Синички опасливо подпрыгивали все ближе и ближе к сачку, и вскоре одна из них клевала пшено уже возле колышка.
— Иди-идп-иди… — шептал Иванько, зажав нитку в пальцах так, что они аж побелели… И вдруг дерг: — Цоп! На-аша…
Синичка подпрыгнула, ударилась спинкой об сеть, упала, забила крыльями, потом застряла головкой в ячейке и, раскрыв клювик, тоненько запищала. Иванько достал ее, подсунув руку под сачок, спрятал в руке и на минуту замер улыбаясь.
— Сердечко бьется! Сквозь перья слышно: стук-стук-стук… Вот на, послушай.
— Не хочу.
Мне не понравилась эта игра и хотелось в хату, хотя и страшно было: я чувствовал, что даже глаз на Катю не посмею поднять, что сердит на нее, и не мог понять почему…

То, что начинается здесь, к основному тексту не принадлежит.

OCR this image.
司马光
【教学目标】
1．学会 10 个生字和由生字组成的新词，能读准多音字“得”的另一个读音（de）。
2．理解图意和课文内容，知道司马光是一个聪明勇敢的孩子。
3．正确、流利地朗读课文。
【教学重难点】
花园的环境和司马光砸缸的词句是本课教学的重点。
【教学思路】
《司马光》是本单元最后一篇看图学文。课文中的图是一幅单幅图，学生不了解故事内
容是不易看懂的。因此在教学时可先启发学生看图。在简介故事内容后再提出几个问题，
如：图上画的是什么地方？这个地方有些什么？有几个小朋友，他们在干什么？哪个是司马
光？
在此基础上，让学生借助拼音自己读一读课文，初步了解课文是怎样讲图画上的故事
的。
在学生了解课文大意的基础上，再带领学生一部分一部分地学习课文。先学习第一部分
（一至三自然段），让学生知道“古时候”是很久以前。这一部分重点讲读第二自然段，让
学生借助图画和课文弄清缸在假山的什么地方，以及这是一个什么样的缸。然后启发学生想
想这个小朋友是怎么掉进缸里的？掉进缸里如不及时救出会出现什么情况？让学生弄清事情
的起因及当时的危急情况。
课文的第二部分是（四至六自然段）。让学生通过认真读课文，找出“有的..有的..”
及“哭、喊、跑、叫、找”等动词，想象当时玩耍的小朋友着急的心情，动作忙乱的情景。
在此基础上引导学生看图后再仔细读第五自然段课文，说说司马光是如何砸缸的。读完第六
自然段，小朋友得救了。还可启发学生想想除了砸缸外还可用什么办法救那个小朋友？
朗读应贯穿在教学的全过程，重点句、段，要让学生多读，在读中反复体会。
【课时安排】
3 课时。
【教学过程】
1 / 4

— Может, выпустим? — нерешительно спросил Иванько.
— Угу.
Он разжал руку, и синица черным комочком взлетела в порошу.
— Не нужно соломинку, правда? — Он заглянул мне в глаза. — А то еще запутается где-нибудь, повиснет, правда?
И вздохнул.
В это время на крыльцо вышел Дженджибаров, в папке-кубанке, сбитой на затылок, в длинной, до пят, лохматой бурке.
— Привет, Вано! — весело крикнул он, показывая свои длинные желтые зубы, но, увидев меня, сморщился, прищурив глаз, плюнул далеко в снег и спросил: — А ты откуда взялся? Ты кто?
— Никто! — сказал я сердито и отвернулся.
— Видал! — весело воскликнул Дженджибаров и добавил снисходительно: — Шпа-на…
— Ромео! — как можно презрительней сказал я, хотя и не знал, что означает это слово, и тоже плюнул сквозь зубы.
Дженджибаров смущенно замигал, отвернулся, делая вид, будто смотрит куда-то далеко и сосредоточенно, потом сбил кубанку на брови и пошел к калитке, подбрасывая шпорами бурку, которая едва не волочилась по снегу.
— Товарищ капитан, товарищ капитан! — вынырнул из сеней лысый приземистый солдатик с большими, поросшими щетиной ушами и замахал надетым на руку сапогом.
— Ну? — неохотно обернулся Дженджибаров.
— Радисты, соседи-то наши, просили вчера лошаденку и сани в лес по дровишки съездить, хозяйке топить нечем, а вы, под мухой будучи, — виноват! — пообещали. Да как нынче-то быть, дадим?
— Ка-анешно, — равнодушно бросил капитан и, посвистывая, пошел улицей вдоль сада.
— «Ка-анешно»! — передразнил солдатик (это, наверно, и был ординарец Тельнов). — Он обещал, а мне бегай в эскадрон клянчить! — И исчез так же неприметно, как и появился.
— Чего ты с ним так, с Дженджибаровым? — спросил Иванько и снова, как это делают младшие, заглянул мне в глаза.
— Того, что он меня лапал ночью, думал — Катя.
Иванько сначала удивленно, точно так, как его мама, Кондратьевна, выгнул брови, а потом засмеялся.
— Ну и что? Подумаешь! Нельзя разве пошутить?
— Чудило ты… — сказал я ласково, чтобы не рассердить его, хотя знал, что такие хлопцы, как Иванько, не умеют сердиться, и мы молча принялись собирать снасти.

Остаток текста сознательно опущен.